Não deve haver uma pessoa no mundo que não seja atormentada, em algum assunto da sua envolvência, pela convicção de que as coisas deveriam ser diferentes daquilo que mostram ser. Há quem explore este desconforto para com o status quo para produzir as necessárias inovações. Mas também há quem sucumba e se derrote interiormente pela frustração de não ver materialziada essa versão diferente que defende.

A cada novo dia que vivemos cruzamo-nos inadvertidamente com pessoas a lutar pelo passado, a lutar pelo presente ou a lutar pelo futuro. Há também pessoas a sofrer pelo seu passado, pelo seu presente ou pelo futuro. A máxima budista de que todo o homem sente dor encaixa bem nesta descrição, mas o que me apraz frisar é que há danos colaterais da distração que estas diferentes dinâmicas criam. Desde logo o peso que novos factos ou passagens assumem perante o cenário mental que está a ser vivido.

Quem põe o tónico mental no passado e se frustra com o que por lá se passou, tenderá a achar que o mal já está feito e que nada o suplantará. Esta atitude foi também a de séculos de humanidade  - como muito bem explicou Yuval Harari no seu livro Sapiens - quando vivia para expiar o pecado original, e quando via tudo daí para a frente como a degradação progressiva do mundo (face ao inexorável pecado original).

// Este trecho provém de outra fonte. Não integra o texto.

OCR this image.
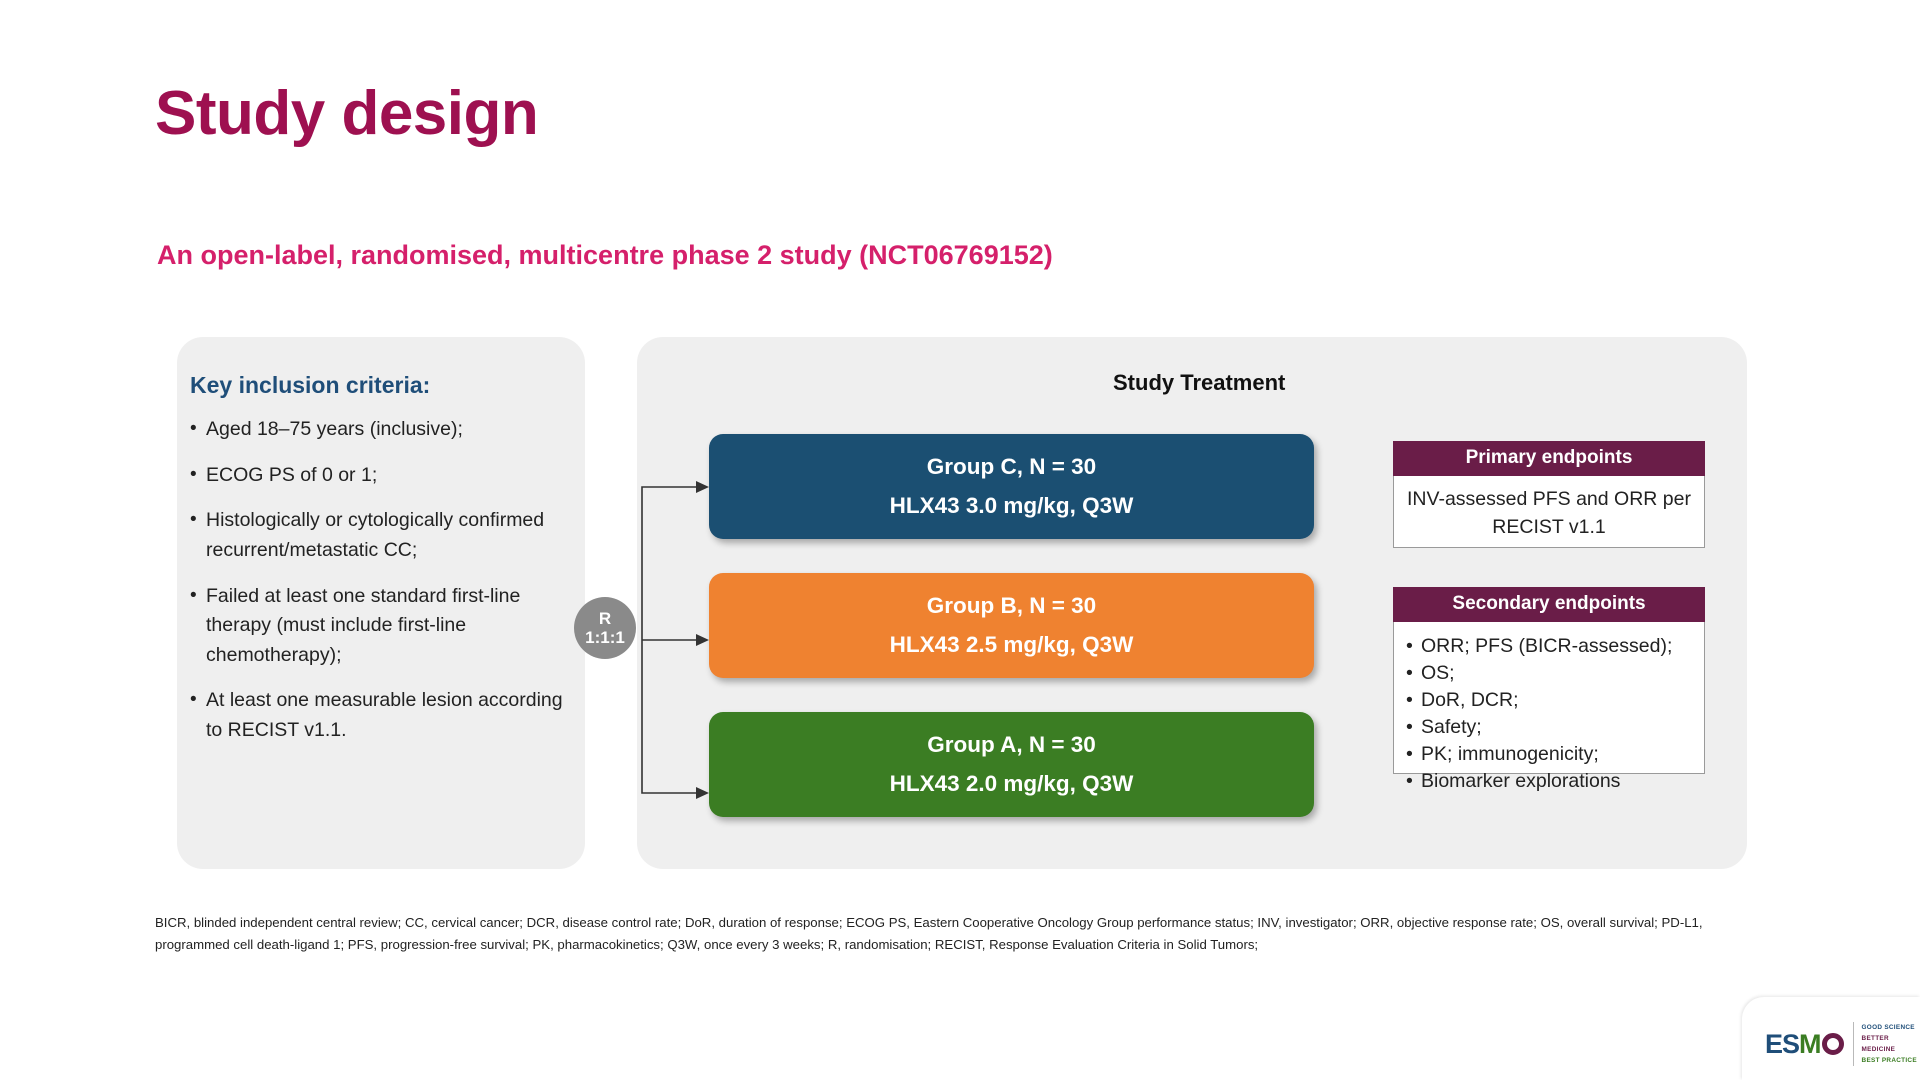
Study design
An open-label, randomised, multicentre phase 2 study (NCT06769152)
Key inclusion criteria:
• Aged 18–75 years (inclusive);
• ECOG PS of 0 or 1;
• Histologically or cytologically confirmed recurrent/metastatic CC;
• Failed at least one standard first-line therapy (must include first-line chemotherapy);
• At least one measurable lesion according to RECIST v1.1.
Study Treatment
R
1:1:1
Group C, N = 30
HLX43 3.0 mg/kg, Q3W
Group B, N = 30
HLX43 2.5 mg/kg, Q3W
Group A, N = 30
HLX43 2.0 mg/kg, Q3W
Primary endpoints
INV-assessed PFS and ORR per RECIST v1.1
Secondary endpoints
• ORR; PFS (BICR-assessed);
• OS;
• DoR, DCR;
• Safety;
• PK; immunogenicity;
• Biomarker explorations
BICR, blinded independent central review; CC, cervical cancer; DCR, disease control rate; DoR, duration of response; ECOG PS, Eastern Cooperative Oncology Group performance status; INV, investigator; ORR, objective response rate; OS, overall survival; PD-L1,
programmed cell death-ligand 1; PFS, progression-free survival; PK, pharmacokinetics; Q3W, once every 3 weeks; R, randomisation; RECIST, Response Evaluation Criteria in Solid Tumors;
ES M
GOOD SCIENCE
BETTER MEDICINE
BEST PRACTICE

Quem põe o tónico mental no presente vive atormentado pela carga do real, pelos instantes irrepetíveis do que lhe coube de bom viver, ou pelos instantes que se eternizam do que lhe coube de mau viver. O presente tanto pode parecer passar a voar se à mente houver convição de que as coisas não deveriam mudar, como pode parecer progredir a passo de caracol quando o ímpeto reformista ou uma batalha decisiva se espera vislumbrar no horizonte.

Quem põe o tónico mental no futuro desconsidera a torto e a direito o que há. Vive em rejeição do passado e presente porque esses não saciam. E com isso sofre amordaçado pelo tardar tanto em chegar ao ponto onde as coisas não pareçam tão do passado como hoje parecem. Pode ser um visionário, mas pode também ser alguém que desperdiça o tempo certo pelo tempo incerto.